Her mother grabs her arm and shakes her head. Her hair falls around her cheeks. ‘No,’ she cries, ‘No. Look what it says.’

‘I know what it says, but I won’t let them intimidate me.’

But Mrs Oldfield shakes her head over and over again and keeps saying, ‘No, no, no – they say they’ll hurt you. No police, no police...’

In the end Tina holds her hands and nods. ‘Alright,’ she says, ‘No police, but just for a day or two.’ She looks up at me. ‘Speak to Simon,’ she says. ‘Tell him if he doesn’t help us, we’ll sue.’ She nods towards the newspaper now lying discarded on the table by the window.

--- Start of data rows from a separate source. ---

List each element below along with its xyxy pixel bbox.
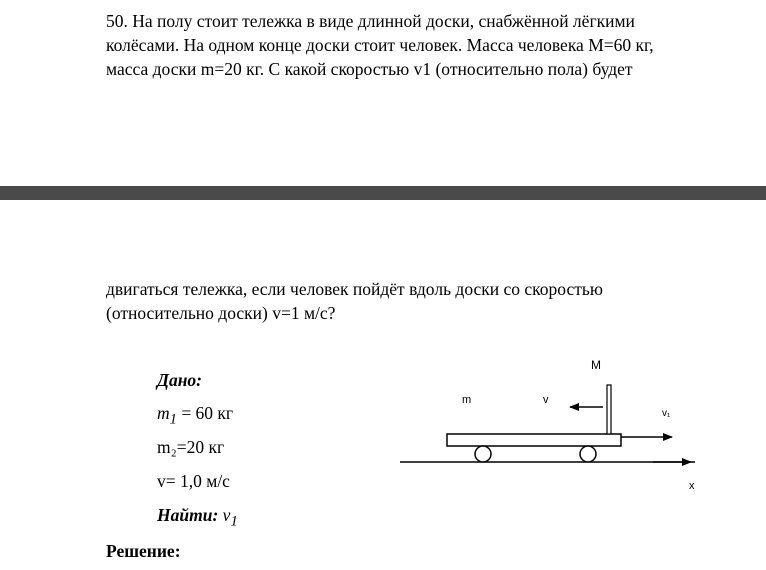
wheel-right <box>580 446 596 462</box>
cart-figure <box>395 350 715 495</box>
person-marker <box>607 385 611 434</box>
label-v: v <box>543 394 549 406</box>
problem-line-2: колёсами. На одном конце доски стоит человек. Масса человека М=60 кг, <box>106 35 654 55</box>
cart-board <box>447 434 621 446</box>
label-M: M <box>591 358 601 372</box>
label-v1: v₁ <box>662 408 671 419</box>
wheel-left <box>475 446 491 462</box>
problem-text-part2 <box>106 277 746 325</box>
given-m2: m₂=20 кг <box>157 437 225 457</box>
solution-heading: Решение: <box>106 541 181 561</box>
find-label: Найти: <box>157 505 219 525</box>
problem-line-1: 50. На полу стоит тележка в виде длинной доски, снабжённой лёгкими <box>106 11 635 31</box>
problem-text-part1 <box>106 9 746 81</box>
m1-subscript: 1 <box>169 411 177 428</box>
given-find <box>157 505 238 531</box>
problem-line-5: (относительно доски) v=1 м/с? <box>106 303 336 323</box>
label-m: m <box>462 394 472 406</box>
given-v: v= 1,0 м/с <box>157 471 230 491</box>
m1-symbol: m <box>157 403 170 423</box>
page-divider <box>0 186 766 200</box>
m1-value: = 60 кг <box>176 403 234 423</box>
label-x: x <box>689 480 695 492</box>
problem-line-4: двигаться тележка, если человек пойдёт вдоль доски со скоростью <box>106 279 603 299</box>
problem-line-3: масса доски m=20 кг. С какой скоростью v1 (относительно пола) будет <box>106 59 633 79</box>
given-heading: Дано: <box>157 370 202 390</box>
find-subscript: 1 <box>230 513 238 530</box>
find-symbol: v <box>218 505 231 525</box>
given-m1 <box>157 403 233 429</box>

I feel a surge of admiration for Tina and a surge of other feelings which I hurriedly dismiss. I want to play the alpha male, I want to take control and put everything right. I feel like dusting down my Superman cape and flying round the earth a couple of times until I spot the villains and then – KAPOW!

But it’s Tina who’s in control, not me. She looks at me and I fall into those dark pools. I’m drowning; I need to find a girlfriend.

It’s time to go.

‘Will you be alright?’

She nods. ‘Just find out what’s going on. Find out what Wayne’s not telling us. Why was he here on the night of the burglary?’

‘We don’t know for sure that he was; witnesses can be bought. They’ll have to release him soon or charge him. I’ll find out. I promise.’

It’s a stupid promise but I say it anyway.